Cette « création de formes (eidè) » de l’imaginaire collectif et anonyme que représente la société, n’est évidemment pas « création cum nihilo, sans “moyens” et sans conditions, sur une table rase ». Mais cela ne retire rien à sa dimension créatrice puisque ce conditionnement n’est nullement déterminant ; c’est dire que tout en étant des créations « sous contrainte », les significations imaginaires sont « des créations libres et immotivées » [CL 5, 268]. Reprenant un terme freudien, Castoriadis parle de l’étayage de l’institution sur une « première strate naturelle » pour signifier que l’organisation du social informe et transforme cette strate sur quoi elle s’étaie, de sorte que le « passage du naturel au social » s’exprime par l’émergence d’un ordre nouveau ; ce qui suppose que « la “réalité” naturelle est indéterminée à un degré essentiel pour le faire social » [IIS, 512-13]. Castoriadis en vient alors à proposer une nouvelle logique qui ne relève pas de la seule déterminité, qu’il nomme logique des magmas [voir CL 2, 385-418], et à avancer une thèse ontologique sur le rapport de l’être et du temps. « Création, être, temps vont ensemble : être signifie à-être, temps et création s’exigent l’un l’autre », assure-t-il, manifestant que l’être est à saisir comme temporalité primordiale [CL 2, 8].

On comprend alors que la dimension véritable de l’institution, dont le surgissement est « manifestation de l’être comme à-être » [CL 2, 368], est de masquer le Chaos ou l’Abîme dont elle procède et qui n’est que l’autre nom de l’être. Refusant la fausse opposition de la transcendance et de l’immanence Castoriadis insiste sur la présence d’une « transcendance » au cœur même de l’immanence qu’elle ne cesse de « travailler » ou d’altérer : « Le Chaos n’est pas séparé, précise-t-il, il est source perpétuelle, altération toujours imminente, origine qui n’est pas reléguée hors du temps ou à un moment de mise en marche du temps, mais constamment présente dans et par le temps. Il est littéralement temporalité » [CL 2, 375].

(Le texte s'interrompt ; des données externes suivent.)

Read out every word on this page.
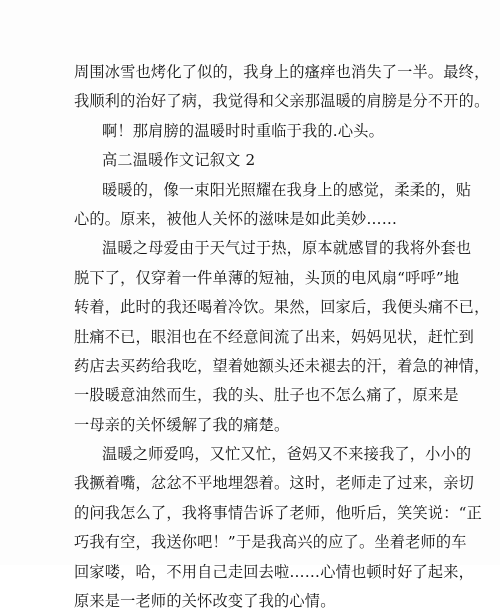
周围冰雪也烤化了似的，我身上的瘙痒也消失了一半。最终，
我顺利的治好了病，我觉得和父亲那温暖的肩膀是分不开的。
啊！那肩膀的温暖时时重临于我的.心头。
高二温暖作文记叙文 2
暖暖的，像一束阳光照耀在我身上的感觉，柔柔的，贴
心的。原来，被他人关怀的滋味是如此美妙……
温暖之母爱由于天气过于热，原本就感冒的我将外套也
脱下了，仅穿着一件单薄的短袖，头顶的电风扇“呼呼”地
转着，此时的我还喝着冷饮。果然，回家后，我便头痛不已，
肚痛不已，眼泪也在不经意间流了出来，妈妈见状，赶忙到
药店去买药给我吃，望着她额头还未褪去的汗，着急的神情，
一股暖意油然而生，我的头、肚子也不怎么痛了，原来是
一母亲的关怀缓解了我的痛楚。
温暖之师爱呜，又忙又忙，爸妈又不来接我了，小小的
我撅着嘴，忿忿不平地埋怨着。这时，老师走了过来，亲切
的问我怎么了，我将事情告诉了老师，他听后，笑笑说：“正
巧我有空，我送你吧！”于是我高兴的应了。坐着老师的车
回家喽，哈，不用自己走回去啦……心情也顿时好了起来，
原来是一老师的关怀改变了我的心情。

Ces considérations d’ordre ontologique renvoient immédiatement à des réflexions d’ordre politique : le fait que les significations imaginaires sociales tendent généralement à construire un monde (à donner du sens) en occultant — plus même, en déniant — le Chaos, « entraîne nécessairement la position d’une source extra-sociale de l’institution ». Autant dire que, le plus souvent, la société refuse de se savoir à l’origine d’elle-même et des significations qui la structurent, qu’elle occulte sa dimension instituante, pour ne se reconnaître qu’en tant qu’instituée par un Autre qui est perçu comme la source ultime du sens. Castoriadis parle alors d’une clôture du sens. Comme les significations imaginaires sociales spécifient ce qui est juste et ce qui est injuste, indiquant par là ce qu’il convient de faire ou non, et établissant des types d’affects sous-tendant les actions qu’elles valorisent [Voir CL 4, 127-28], le fait de les rapporter à une origine transcendante par rapport au social porte la marque de l’hétéronomie au sens propre du terme : recevoir les lois d’un Autre.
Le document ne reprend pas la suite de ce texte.